DUE MILIARDI DAVANTI ALLA TV

Trentadue anni dopo. Con trentadue nazioni in campo. La coppa del mondo Fifa torna in Germania con una storia diversa, in un mondo stravolto da guerre e scandali ma, quasi improvvisamente, riunito, sognante, romantico, rabbioso, rapito dinanzi al televisore. Due miliardi di persone, forse di più, dovunque, sulle isole Far Oer o al centro di New York, assisteranno assieme, oggi, all’apertura dei giochi del pallone.

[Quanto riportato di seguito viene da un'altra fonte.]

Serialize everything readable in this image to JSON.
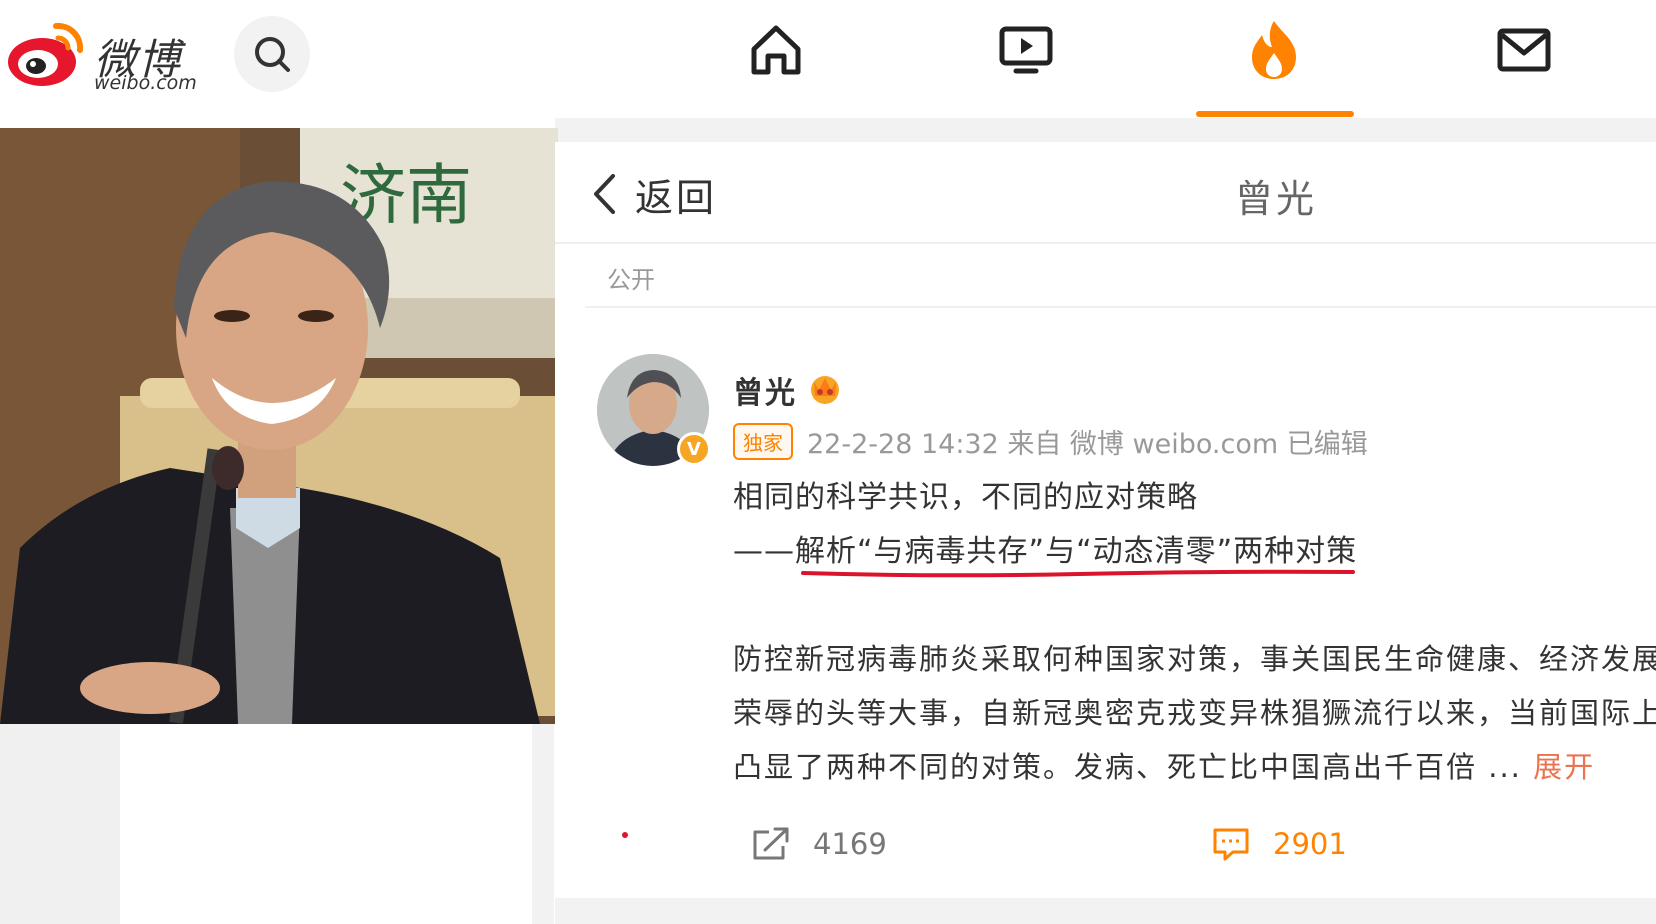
{
  "header": {
    "logo_cn": "微博",
    "logo_en": "weibo.com",
    "brand_color": "#ff8200",
    "nav_icons": [
      "home-icon",
      "video-icon",
      "hot-icon",
      "mail-icon"
    ],
    "active_nav": "hot-icon"
  },
  "detail": {
    "back_label": "返回",
    "page_title": "曾光",
    "visibility": "公开"
  },
  "post": {
    "author": "曾光",
    "tag": "独家",
    "meta": "22-2-28 14:32 来自 微博 weibo.com 已编辑",
    "title_line1": "相同的科学共识，不同的应对策略",
    "title_line2": "——解析“与病毒共存”与“动态清零”两种对策",
    "body_line1": "防控新冠病毒肺炎采取何种国家对策，事关国民生命健康、经济发展",
    "body_line2": "荣辱的头等大事，自新冠奥密克戎变异株猖獗流行以来，当前国际上",
    "body_line3": "凸显了两种不同的对策。发病、死亡比中国高出千百倍 ...",
    "expand_label": "展开",
    "repost_count": "4169",
    "comment_count": "2901"
  }
}
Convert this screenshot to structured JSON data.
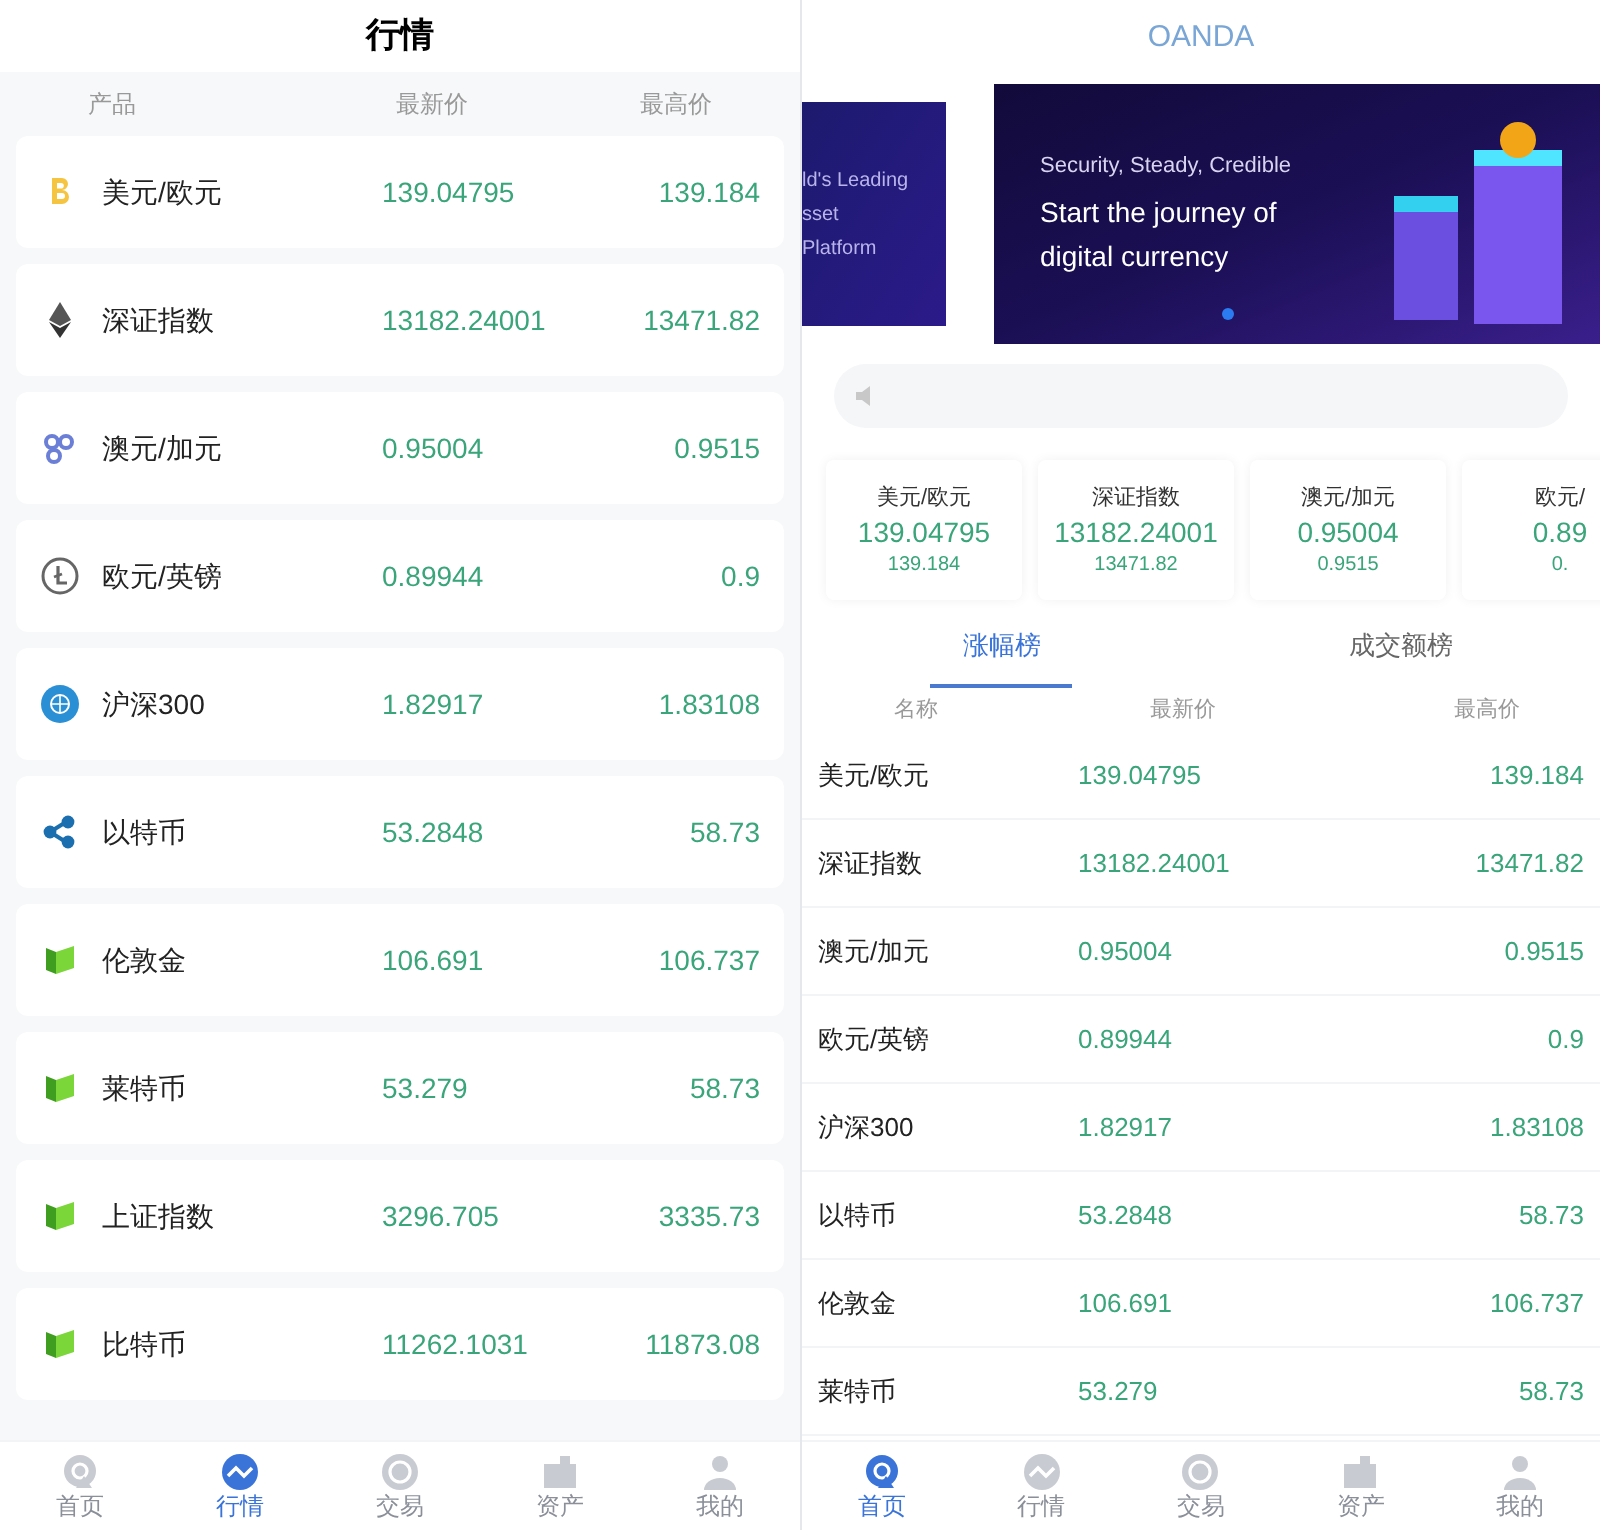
{
  "left_screen": {
    "title": "行情",
    "columns": [
      "产品",
      "最新价",
      "最高价"
    ],
    "rows": [
      {
        "kind": "bitcoin",
        "name": "美元/欧元",
        "latest": "139.04795",
        "high": "139.184"
      },
      {
        "kind": "ethereum",
        "name": "深证指数",
        "latest": "13182.24001",
        "high": "13471.82"
      },
      {
        "kind": "rings",
        "name": "澳元/加元",
        "latest": "0.95004",
        "high": "0.9515"
      },
      {
        "kind": "litecoin",
        "name": "欧元/英镑",
        "latest": "0.89944",
        "high": "0.9"
      },
      {
        "kind": "globe",
        "name": "沪深300",
        "latest": "1.82917",
        "high": "1.83108"
      },
      {
        "kind": "ripple",
        "name": "以特币",
        "latest": "53.2848",
        "high": "58.73"
      },
      {
        "kind": "neo",
        "name": "伦敦金",
        "latest": "106.691",
        "high": "106.737"
      },
      {
        "kind": "neo",
        "name": "莱特币",
        "latest": "53.279",
        "high": "58.73"
      },
      {
        "kind": "neo",
        "name": "上证指数",
        "latest": "3296.705",
        "high": "3335.73"
      },
      {
        "kind": "neo",
        "name": "比特币",
        "latest": "11262.1031",
        "high": "11873.08"
      }
    ],
    "nav": [
      {
        "kind": "home",
        "label": "首页",
        "selected": false
      },
      {
        "kind": "chart",
        "label": "行情",
        "selected": true
      },
      {
        "kind": "trade",
        "label": "交易",
        "selected": false
      },
      {
        "kind": "wallet",
        "label": "资产",
        "selected": false
      },
      {
        "kind": "user",
        "label": "我的",
        "selected": false
      }
    ]
  },
  "right_screen": {
    "title": "OANDA",
    "banner_peek": [
      "ld's Leading",
      "sset",
      "Platform"
    ],
    "banner": {
      "subtitle": "Security, Steady, Credible",
      "headline": [
        "Start the journey of",
        "digital currency"
      ]
    },
    "tickers": [
      {
        "name": "美元/欧元",
        "latest": "139.04795",
        "high": "139.184"
      },
      {
        "name": "深证指数",
        "latest": "13182.24001",
        "high": "13471.82"
      },
      {
        "name": "澳元/加元",
        "latest": "0.95004",
        "high": "0.9515"
      },
      {
        "name": "欧元/",
        "latest": "0.89",
        "high": "0."
      }
    ],
    "tabs": [
      {
        "label": "涨幅榜",
        "selected": true
      },
      {
        "label": "成交额榜",
        "selected": false
      }
    ],
    "columns": [
      "名称",
      "最新价",
      "最高价"
    ],
    "rows": [
      {
        "name": "美元/欧元",
        "latest": "139.04795",
        "high": "139.184"
      },
      {
        "name": "深证指数",
        "latest": "13182.24001",
        "high": "13471.82"
      },
      {
        "name": "澳元/加元",
        "latest": "0.95004",
        "high": "0.9515"
      },
      {
        "name": "欧元/英镑",
        "latest": "0.89944",
        "high": "0.9"
      },
      {
        "name": "沪深300",
        "latest": "1.82917",
        "high": "1.83108"
      },
      {
        "name": "以特币",
        "latest": "53.2848",
        "high": "58.73"
      },
      {
        "name": "伦敦金",
        "latest": "106.691",
        "high": "106.737"
      },
      {
        "name": "莱特币",
        "latest": "53.279",
        "high": "58.73"
      }
    ],
    "nav": [
      {
        "kind": "home",
        "label": "首页",
        "selected": true
      },
      {
        "kind": "chart",
        "label": "行情",
        "selected": false
      },
      {
        "kind": "trade",
        "label": "交易",
        "selected": false
      },
      {
        "kind": "wallet",
        "label": "资产",
        "selected": false
      },
      {
        "kind": "user",
        "label": "我的",
        "selected": false
      }
    ]
  }
}
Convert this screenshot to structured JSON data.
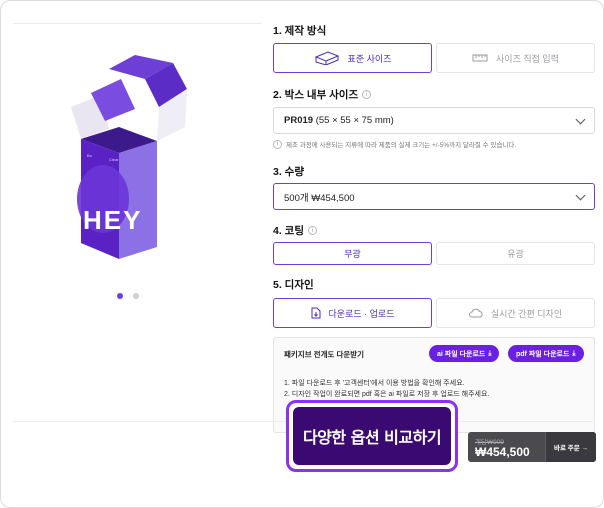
{
  "gallery": {
    "box_brand_left": "Bo",
    "box_brand_right": "Clear",
    "box_big_text": "HEY",
    "dots_total": 2,
    "dots_active_index": 0
  },
  "sections": {
    "production": {
      "title": "1. 제작 방식",
      "options": [
        {
          "label": "표준 사이즈",
          "icon": "box-icon",
          "selected": true
        },
        {
          "label": "사이즈 직접 입력",
          "icon": "ruler-icon",
          "selected": false
        }
      ]
    },
    "size": {
      "title": "2. 박스 내부 사이즈",
      "select_code": "PR019",
      "select_dims": "(55 × 55 × 75 mm)",
      "note": "제조 과정에 사용되는 지류에 따라 제품의 실제 크기는 +/-5%까지 달라질 수 있습니다."
    },
    "quantity": {
      "title": "3. 수량",
      "select_value": "500개 ₩454,500"
    },
    "coating": {
      "title": "4. 코팅",
      "options": [
        {
          "label": "무광",
          "selected": true
        },
        {
          "label": "유광",
          "selected": false
        }
      ]
    },
    "design": {
      "title": "5. 디자인",
      "options": [
        {
          "label": "다운로드 · 업로드",
          "icon": "file-icon",
          "selected": true
        },
        {
          "label": "실시간 간편 디자인",
          "icon": "cloud-icon",
          "selected": false
        }
      ],
      "panel_title": "패키지브 전개도 다운받기",
      "ai_button": "ai 파일 다운로드",
      "pdf_button": "pdf 파일 다운로드",
      "line1": "1. 파일 다운로드 후 '고객센터'에서 이용 방법을 확인해 주세요.",
      "line2": "2. 디자인 작업이 완료되면 pdf 혹은 ai 파일로 저장 후 업로드 해주세요."
    }
  },
  "purchase": {
    "compare_button": "다양한 옵션 비교하기",
    "strike_price": "개당₩909",
    "total_price": "₩454,500",
    "order_button": "바로 주문 →"
  },
  "colors": {
    "accent": "#6a3fe0",
    "cta_bg": "#3a0a72",
    "cta_ring": "#8b32f0",
    "pill_bg": "#6a20e0",
    "price_bar": "#4a4a4f"
  }
}
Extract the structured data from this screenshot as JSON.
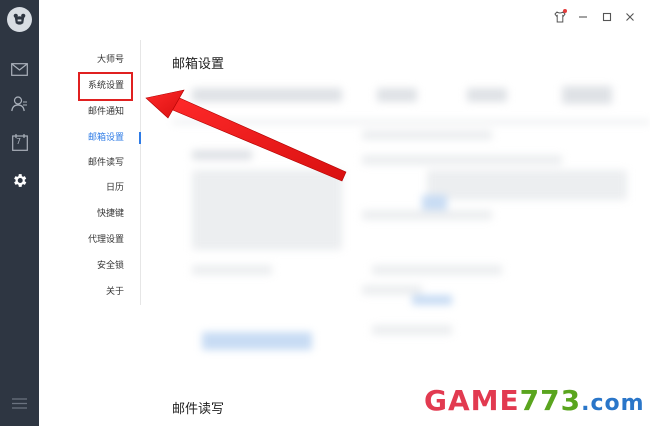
{
  "window": {
    "buttons": {
      "skin_icon": "shirt-icon",
      "minimize_label": "—",
      "maximize_label": "□",
      "close_label": "✕"
    }
  },
  "rail": {
    "items": [
      {
        "name": "mail",
        "icon": "mail-icon"
      },
      {
        "name": "contacts",
        "icon": "contacts-icon"
      },
      {
        "name": "calendar",
        "icon": "calendar-icon",
        "text": "7"
      },
      {
        "name": "settings",
        "icon": "gear-icon"
      },
      {
        "name": "menu",
        "icon": "hamburger-icon"
      }
    ]
  },
  "nav": {
    "items": [
      {
        "label": "大师号"
      },
      {
        "label": "系统设置"
      },
      {
        "label": "邮件通知"
      },
      {
        "label": "邮箱设置",
        "active": true
      },
      {
        "label": "邮件读写"
      },
      {
        "label": "日历"
      },
      {
        "label": "快捷键"
      },
      {
        "label": "代理设置"
      },
      {
        "label": "安全锁"
      },
      {
        "label": "关于"
      }
    ]
  },
  "content": {
    "section1_title": "邮箱设置",
    "section2_title": "邮件读写"
  },
  "watermark": {
    "part1": "GAME",
    "part2": "773",
    "part3": ".com"
  },
  "colors": {
    "rail_bg": "#2e3642",
    "accent": "#2e7be6",
    "highlight": "#e02020"
  }
}
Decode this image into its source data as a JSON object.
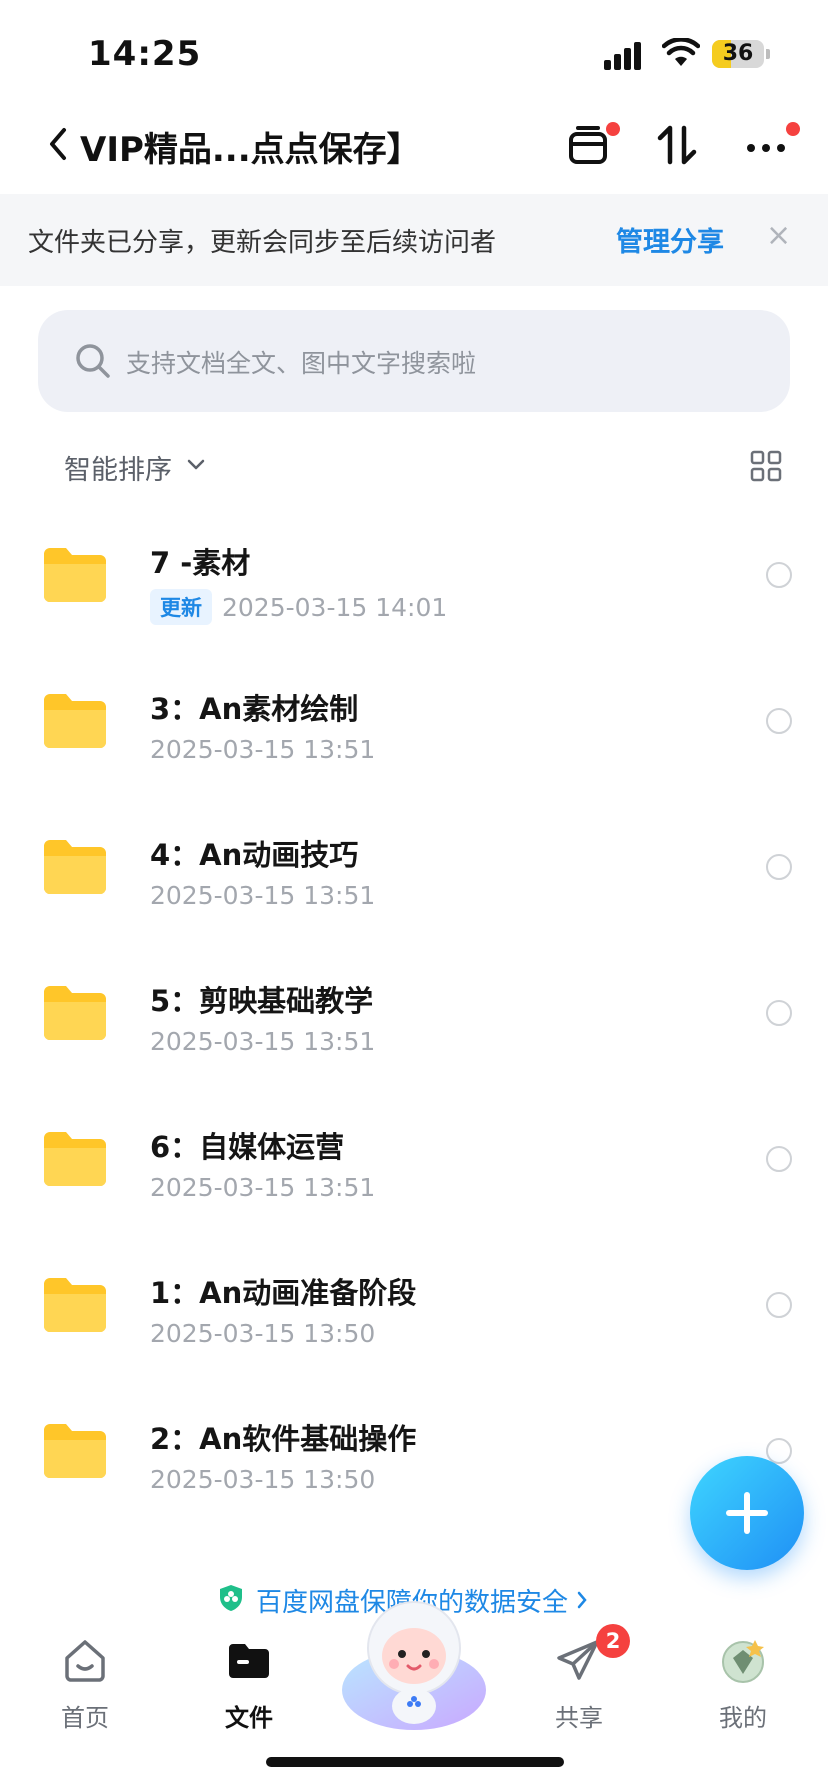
{
  "status_bar": {
    "time": "14:25",
    "battery_level": "36",
    "battery_fraction": 0.36
  },
  "nav": {
    "title": "VIP精品...点点保存】"
  },
  "share_banner": {
    "message": "文件夹已分享，更新会同步至后续访问者",
    "manage_label": "管理分享",
    "close_glyph": "×"
  },
  "search": {
    "placeholder": "支持文档全文、图中文字搜索啦"
  },
  "sort": {
    "label": "智能排序"
  },
  "files": [
    {
      "name": "7 -素材",
      "badge": "更新",
      "date": "2025-03-15 14:01"
    },
    {
      "name": "3：An素材绘制",
      "badge": "",
      "date": "2025-03-15 13:51"
    },
    {
      "name": "4：An动画技巧",
      "badge": "",
      "date": "2025-03-15 13:51"
    },
    {
      "name": "5：剪映基础教学",
      "badge": "",
      "date": "2025-03-15 13:51"
    },
    {
      "name": "6：自媒体运营",
      "badge": "",
      "date": "2025-03-15 13:51"
    },
    {
      "name": "1：An动画准备阶段",
      "badge": "",
      "date": "2025-03-15 13:50"
    },
    {
      "name": "2：An软件基础操作",
      "badge": "",
      "date": "2025-03-15 13:50"
    }
  ],
  "security_notice": {
    "text": "百度网盘保障你的数据安全"
  },
  "tabs": [
    {
      "label": "首页",
      "icon": "home-icon"
    },
    {
      "label": "文件",
      "icon": "folder-tab-icon",
      "active": true
    },
    {
      "label": "",
      "icon": "assistant-avatar-icon"
    },
    {
      "label": "共享",
      "icon": "send-icon",
      "badge": "2"
    },
    {
      "label": "我的",
      "icon": "vip-avatar-icon"
    }
  ],
  "colors": {
    "accent": "#1e88e5",
    "folder": "#ffc629",
    "badge_red": "#f5413f",
    "banner_bg": "#f5f6f8"
  }
}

Trentadue anni dopo è un altro mondiale, è un altro mondo. La Germania non è più divisa come nel ’74 quando la realpolitik mise di fronte le due nazionali e a vincere fu la Repubblica democratica. L’euro ha sostituito il marco, le squadre da sedici sono diventate trentadue, il barile di petrolio ha raggiunto prezzi impagabili, già allora era gonfio e fu austerity, le domeniche a piedi, la chiusura anticipata degli spettacoli, l’inflazione al 19 e 4 per cento. Il calcio indossava ancora un abito datato, si poteva passare il pallone al portiere, l’arbitro non disponeva dei cartellini giallo e rosso, lo sponsor era un fenomeno marginale ma l’Olanda del figlio della lavandaia dell’Ajax, al secolo Johann Cruyff, svoltò, i tulipani si portarono appresso mogli e fidanzate, esigevano denari per rilasciare le interviste, fumavano cannabis e portavano zazzere e barbe. Fu la moda arancione. Trentadue anni dopo non c’è più nulla di quel mondiale, di quel mondo. Sepp Blatter chiede che i campionati nazionali riducano a diciotto il numero delle partecipanti ma intanto ha gonfiato a trentadue le nazioni che si giocano la coppa Fifa, al termine di una stagione già tossica e intossicata. Basta controllare l’elenco degli infortunati, di qualunque squadra, per capire che questo torneo, con questa formula così ampia, con una durata così lunga, un mese, in un periodo dell’anno rischioso a livello climatico per atleti già logori fisicamente, vada rivisto e corretto, scremando il numero delle qualificate, riducendo anche il numero delle città che ospitano le partite e costringono a trasferte scomode, con ovvi disagi anche per i cittadini «normali», per le misure di sicurezza che richiedono l’impiego di forze altrimenti destinate a situazioni più delicate e importanti. Ma nonostante tutto la Coppa del mondo di calcio resta l’evento, la stazione di arrivo ogni quadriennio per qualunque considerazione tecnica sul football.

Il Brasile viene dato per esacampeon, già vincitore del sesto titolo, l’Italia si presenta come sempre con la voglia di fare bene, convinta di avere i migliori calciatori dell’universo ma con la testa frastornata dagli ultimi fatti, il continente africano si vorrebbe togliere il capriccio della prima grande sorpresa mondiale dopo le due vittorie olimpiche (Nigeria ad Atlanta ’96 e Camerun a Sydney 2000), l’Inghilterra vive di nostalgia per l’unico successo (1966), la Germania vuole staccare l’Italia (tre titoli a testa) ripetendo il trionfo di trentadue anni orsono. Coriandoli di sempre. Quello era un altro calcio, era un altro mondiale. Questo è da vedere, soffrire, vivere. Da oggi, fino al 9 luglio. Sperando che in campo ci sia un pallone soltanto. E soltanto il pallone.